Le Shaloh (Noach, p. 274b) explique que voir l’éclipse lunaire implique un mauvais signe. Hashem veillerait à ce que seuls les pécheurs la voient. Cependant, s’ils ne pêchaient pas, le ciel serait couvert pour que l’éclipse ne soit pas visible. Le Rabbi fait valoir que cette interprétation soulève encore plus de questions, car le Talmud dit « pour les raisons suivantes, une éclipse se produit » et non « une éclipse est vue ». Il semble, d’après le Talmud, que la survenue même d’une éclipse soit une conséquence des péchés susmentionnés et non la vision de l’éclipse. De plus, dans des endroits sans nuages comme l’Égypte (voir Rachi Vayigash 47:10 et Vaera 7:17), l’éclipse serait toujours visible, indépendamment du comportement des gens.
Le Rabbi offre l’explication suivante (Likutei Sihot vol. XV).

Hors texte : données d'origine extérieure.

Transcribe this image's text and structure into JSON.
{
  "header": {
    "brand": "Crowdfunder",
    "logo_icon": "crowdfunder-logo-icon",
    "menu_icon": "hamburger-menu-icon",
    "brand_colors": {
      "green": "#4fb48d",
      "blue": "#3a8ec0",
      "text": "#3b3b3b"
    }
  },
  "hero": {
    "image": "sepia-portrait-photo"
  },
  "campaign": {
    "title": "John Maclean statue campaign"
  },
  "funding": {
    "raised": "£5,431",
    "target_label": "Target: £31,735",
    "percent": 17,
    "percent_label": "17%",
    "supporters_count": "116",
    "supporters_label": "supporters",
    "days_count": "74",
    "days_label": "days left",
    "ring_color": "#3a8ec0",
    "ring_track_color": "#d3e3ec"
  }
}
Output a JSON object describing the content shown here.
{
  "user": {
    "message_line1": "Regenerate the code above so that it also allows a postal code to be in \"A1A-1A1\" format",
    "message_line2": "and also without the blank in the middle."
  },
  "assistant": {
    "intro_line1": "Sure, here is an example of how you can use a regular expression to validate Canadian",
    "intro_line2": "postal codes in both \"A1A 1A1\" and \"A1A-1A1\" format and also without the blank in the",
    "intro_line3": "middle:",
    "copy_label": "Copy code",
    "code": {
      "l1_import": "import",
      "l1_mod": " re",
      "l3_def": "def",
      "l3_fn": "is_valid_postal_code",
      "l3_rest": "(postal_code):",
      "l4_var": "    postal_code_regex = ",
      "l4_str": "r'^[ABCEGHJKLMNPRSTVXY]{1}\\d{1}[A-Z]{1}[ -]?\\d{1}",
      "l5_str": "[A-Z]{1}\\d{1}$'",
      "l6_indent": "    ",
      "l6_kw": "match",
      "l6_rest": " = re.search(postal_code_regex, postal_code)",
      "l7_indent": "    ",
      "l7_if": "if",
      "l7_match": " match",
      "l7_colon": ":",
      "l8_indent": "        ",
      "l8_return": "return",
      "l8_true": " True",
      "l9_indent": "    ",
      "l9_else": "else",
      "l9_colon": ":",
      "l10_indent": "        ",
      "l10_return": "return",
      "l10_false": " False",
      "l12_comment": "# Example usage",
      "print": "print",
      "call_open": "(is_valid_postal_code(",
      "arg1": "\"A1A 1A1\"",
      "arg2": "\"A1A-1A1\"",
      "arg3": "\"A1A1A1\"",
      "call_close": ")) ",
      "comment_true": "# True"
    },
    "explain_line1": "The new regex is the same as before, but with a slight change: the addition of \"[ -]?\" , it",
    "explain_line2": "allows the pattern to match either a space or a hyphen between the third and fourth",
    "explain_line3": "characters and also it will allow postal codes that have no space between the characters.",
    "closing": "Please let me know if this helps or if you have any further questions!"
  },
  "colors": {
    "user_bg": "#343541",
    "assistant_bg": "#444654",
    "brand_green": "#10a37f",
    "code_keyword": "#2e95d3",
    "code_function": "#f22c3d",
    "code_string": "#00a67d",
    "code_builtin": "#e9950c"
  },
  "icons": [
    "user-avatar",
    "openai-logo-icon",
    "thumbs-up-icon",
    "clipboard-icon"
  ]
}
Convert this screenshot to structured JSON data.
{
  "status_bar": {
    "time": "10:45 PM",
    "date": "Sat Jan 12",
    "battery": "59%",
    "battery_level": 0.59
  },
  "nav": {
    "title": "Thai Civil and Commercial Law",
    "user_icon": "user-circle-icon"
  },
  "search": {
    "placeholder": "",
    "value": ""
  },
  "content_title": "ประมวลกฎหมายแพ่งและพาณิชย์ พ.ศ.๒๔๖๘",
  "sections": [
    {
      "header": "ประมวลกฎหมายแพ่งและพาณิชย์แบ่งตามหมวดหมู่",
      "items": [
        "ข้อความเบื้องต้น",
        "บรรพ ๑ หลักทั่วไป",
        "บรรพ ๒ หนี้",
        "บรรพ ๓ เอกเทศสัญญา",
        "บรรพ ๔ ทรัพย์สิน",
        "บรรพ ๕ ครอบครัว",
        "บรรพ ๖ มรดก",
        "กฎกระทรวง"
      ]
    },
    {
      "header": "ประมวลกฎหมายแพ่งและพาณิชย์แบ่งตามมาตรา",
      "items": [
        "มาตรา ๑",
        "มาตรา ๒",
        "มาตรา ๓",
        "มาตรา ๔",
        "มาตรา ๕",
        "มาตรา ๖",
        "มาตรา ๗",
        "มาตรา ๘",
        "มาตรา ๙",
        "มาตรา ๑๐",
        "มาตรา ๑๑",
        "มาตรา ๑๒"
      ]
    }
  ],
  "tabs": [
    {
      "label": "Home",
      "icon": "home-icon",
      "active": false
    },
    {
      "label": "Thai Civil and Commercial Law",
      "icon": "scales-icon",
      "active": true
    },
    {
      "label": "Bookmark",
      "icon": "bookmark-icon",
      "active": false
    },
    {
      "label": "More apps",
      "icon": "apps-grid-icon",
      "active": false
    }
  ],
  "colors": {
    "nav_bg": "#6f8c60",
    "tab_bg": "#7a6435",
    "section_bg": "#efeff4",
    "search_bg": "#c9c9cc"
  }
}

Le concept de « mazal », ou constellation, concerne l’alignement des étoiles dans des configurations spécifiques. Selon la tradition juive, certains jours ou moments sont considérés comme propices, annonçant un mazal favorable, tandis que d’autres sont jugés moins favorables, pouvant signaler un malheur, Dieu nous en préserve, en raison d’un mazal défavorable (voir Taanit 29a, Shabbat 129b, Shulhan Arukh Yoreh De’ah 179:2 et Zohar vol. III, p. 234a).

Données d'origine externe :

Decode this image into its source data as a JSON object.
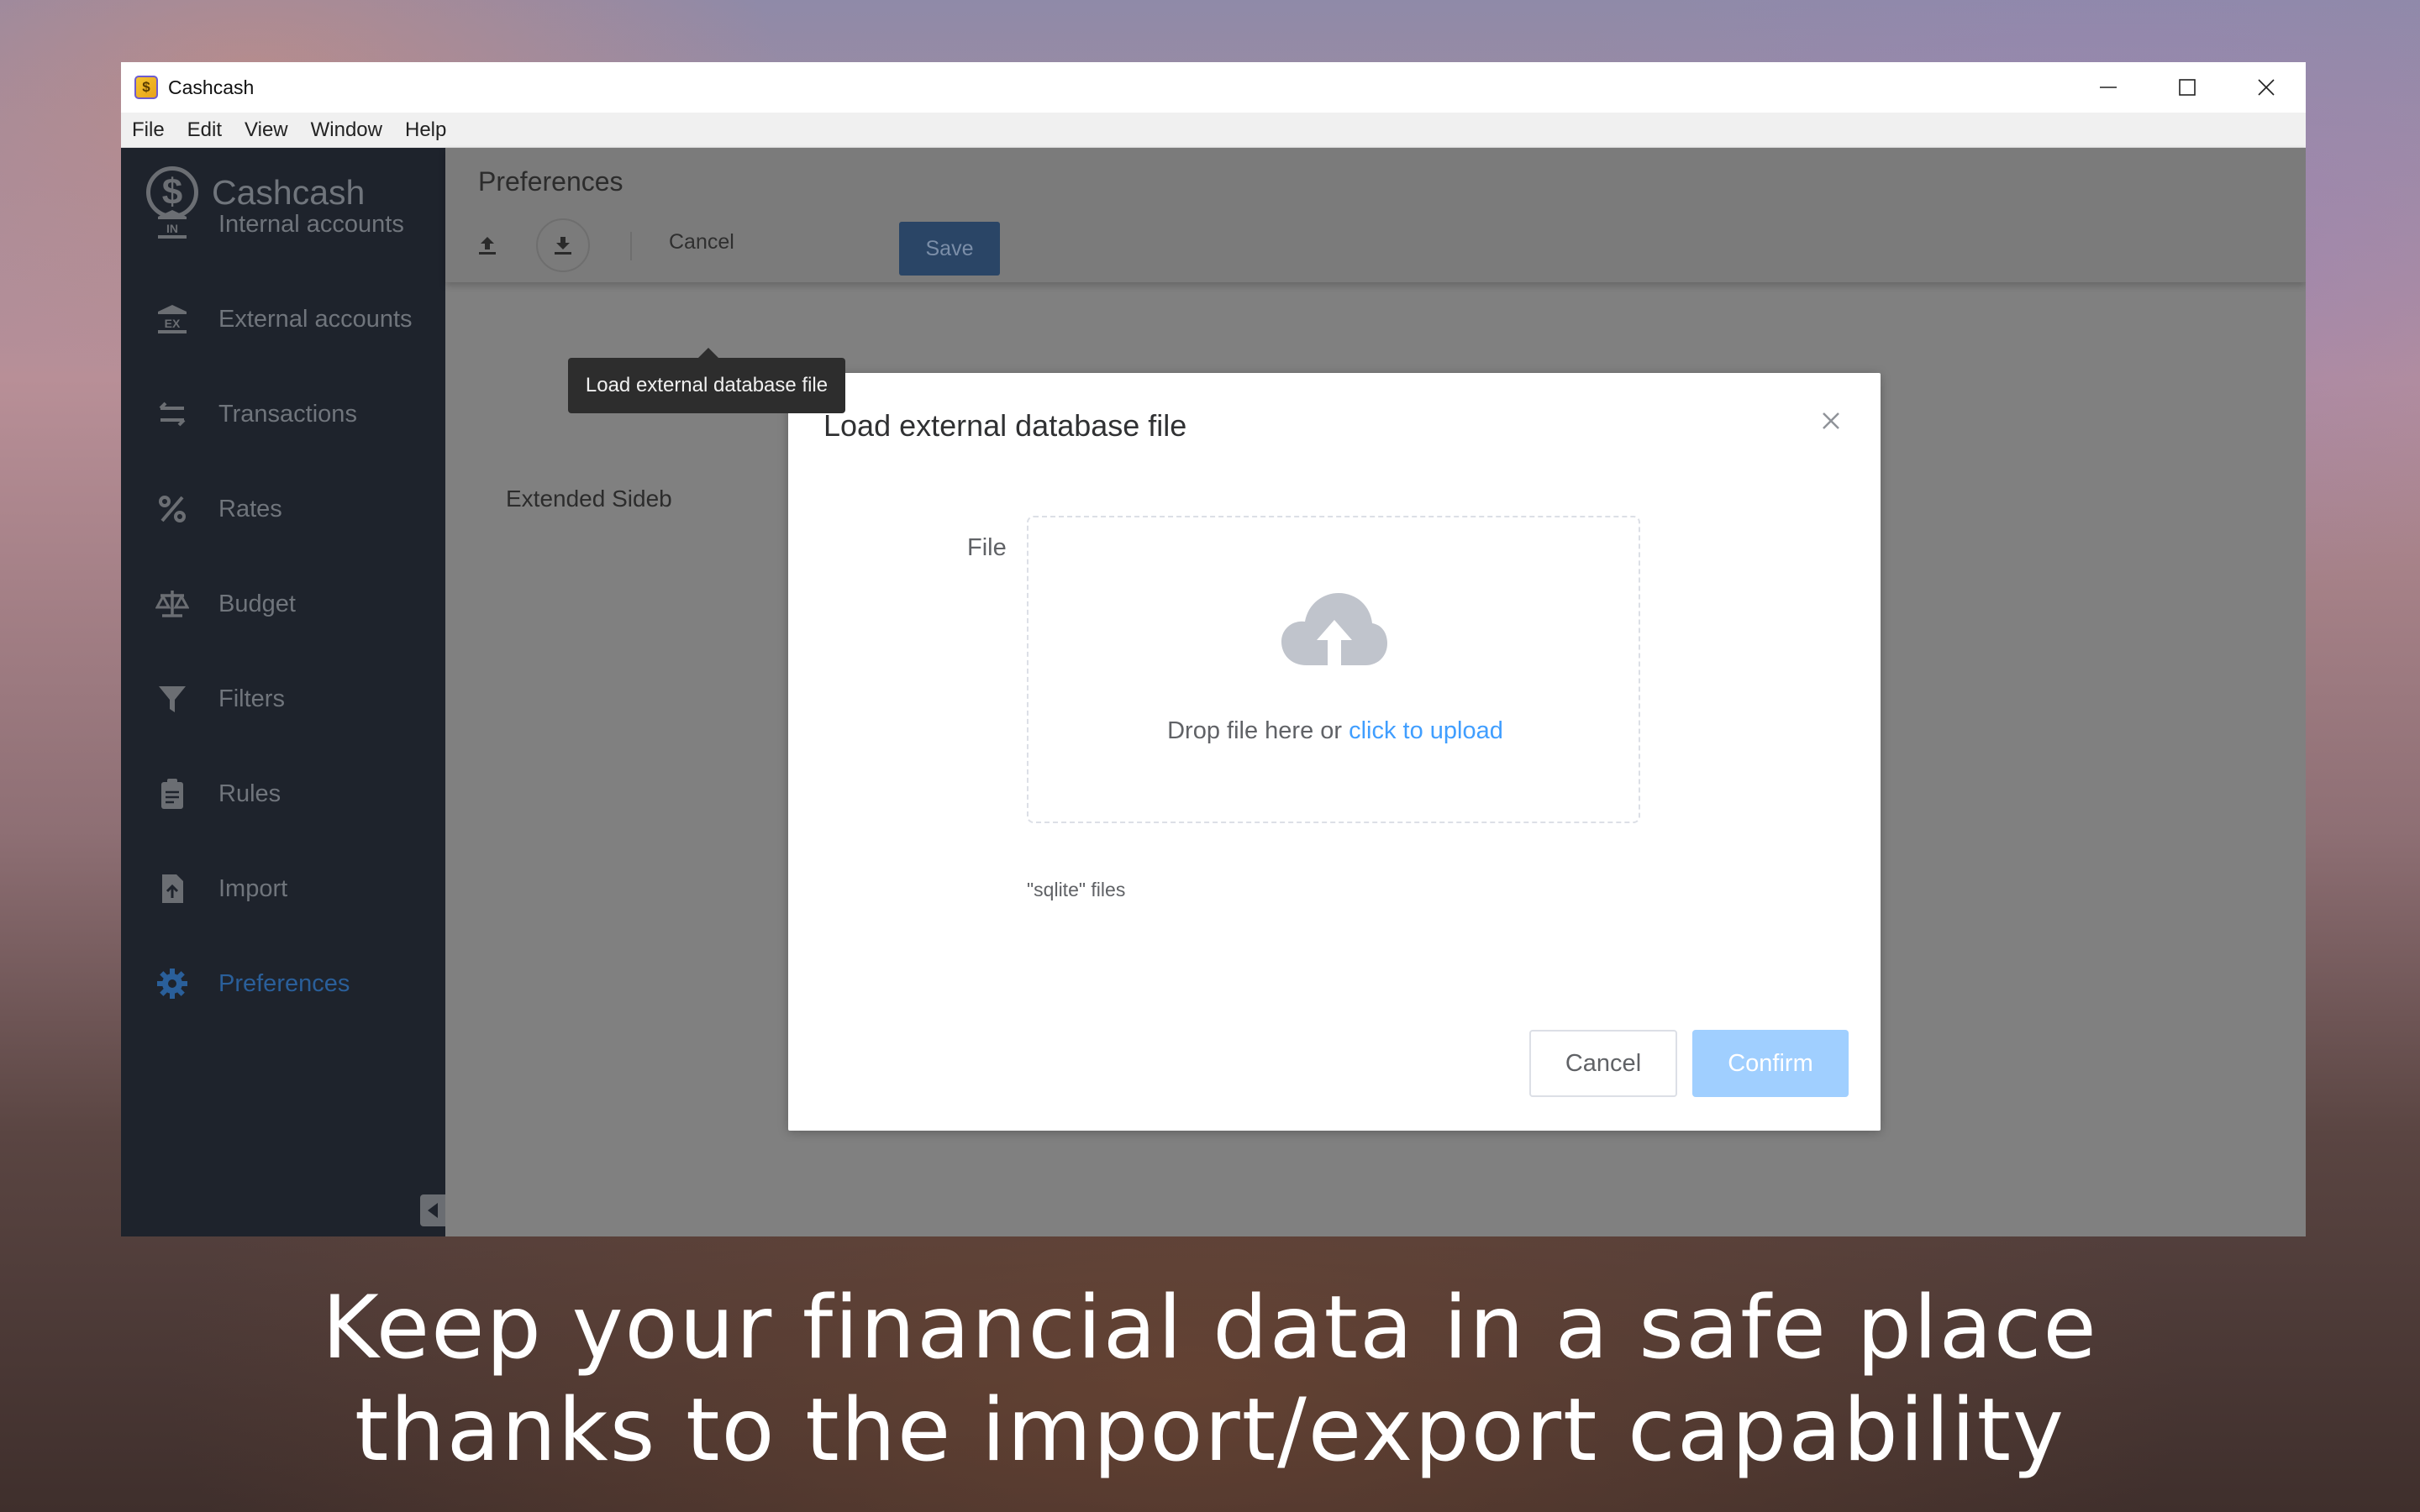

À ces moments particuliers, on pense que les mazalot peuvent exercer une influence sur les individus. De plus, le jour de naissance de quelqu’un est censé avoir un impact sur son caractère, comme l’explique Shabbat 126a. Par conséquent, certains mazalot sont censés contribuer aux inclinations d’une personne vers de bonnes ou de mauvaises tendances.

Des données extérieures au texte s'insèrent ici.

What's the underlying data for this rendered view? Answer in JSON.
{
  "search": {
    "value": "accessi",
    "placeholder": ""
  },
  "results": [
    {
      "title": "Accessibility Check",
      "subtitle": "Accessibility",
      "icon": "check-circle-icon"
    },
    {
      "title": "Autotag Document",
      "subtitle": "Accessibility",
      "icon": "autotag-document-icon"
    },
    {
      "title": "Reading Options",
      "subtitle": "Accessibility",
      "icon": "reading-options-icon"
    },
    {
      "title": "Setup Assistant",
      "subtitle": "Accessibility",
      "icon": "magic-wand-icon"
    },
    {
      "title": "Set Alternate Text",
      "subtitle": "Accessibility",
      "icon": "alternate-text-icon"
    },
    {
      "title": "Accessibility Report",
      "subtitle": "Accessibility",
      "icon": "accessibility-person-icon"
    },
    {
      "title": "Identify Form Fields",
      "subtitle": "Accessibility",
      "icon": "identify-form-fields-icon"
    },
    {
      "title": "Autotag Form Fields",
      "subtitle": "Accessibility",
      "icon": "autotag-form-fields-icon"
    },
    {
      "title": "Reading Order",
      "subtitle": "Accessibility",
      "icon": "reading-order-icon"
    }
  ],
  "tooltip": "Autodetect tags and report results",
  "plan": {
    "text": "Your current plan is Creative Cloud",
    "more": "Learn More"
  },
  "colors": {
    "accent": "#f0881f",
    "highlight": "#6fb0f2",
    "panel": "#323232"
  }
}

Cependant, il est essentiel de noter que malgré l’influence des tendances innées et des facteurs externes, le Rambam (Hilkhot Teshuva 5:4) affirme que les individus ont la capacité de transcender et de modifier ces prédispositions par leurs actes et leurs choix. Ainsi, bien que les mazalot puissent exercer une influence, ils ne déterminent pas ultimement le destin de quelqu’un, car les êtres humains ont le pouvoir de façonner leur propre voie.
En effet, lors de la survenue d’une éclipse, l’alignement des étoiles peut potentiellement rendre les individus plus susceptibles de succomber aux transgressions, y compris celles mentionnées précédemment. Par conséquent, une éclipse peut être perçue comme un signe de mauvais augure, car l’humanité peut être plus disposée à pécher pendant ces moments-là. Ainsi, ce ne sont pas nos actes qui causent directement l’éclipse, mais plutôt le phénomène céleste qui peut subtilement influencer nos comportements.
Dans cette optique, si le peuple juif adhère fermement à la volonté de Hashem, les effets de l’éclipse n’ont pas à être une source d’inquiétude. Tant qu’on ne laisse pas le mazal négatif dicter nos actions, nous ne méritons pas d’être punis. Par conséquent, accomplir la volonté de Hashem sert de sauvegarde contre les effets potentiellement néfastes des phénomènes célestes, assurant que les individus restent sur le chemin de la droiture malgré les influences extérieures.
La nation juive n’est pas confinée aux limites de la nature, y compris les corps célestes. Nous avons donc la capacité de transcender les contraintes du mazal par des actions vertueuses. Notre destin est plutôt intimement lié à notre conduite et à nos prières. Cela met en lumière la notion encourageante que nos actions, motivées par notre propre volonté, sont les principaux déterminants de notre destinée. Par conséquent, l’atteinte du bonheur et de la prospérité relève du libre arbitre humain. En choisissant de mener une vie guidée par les principes de la Torah et l’accomplissement spirituel, chacun peut activement cultiver des résultats positifs et des bénédictions dans sa vie, indépendamment des influences extérieures.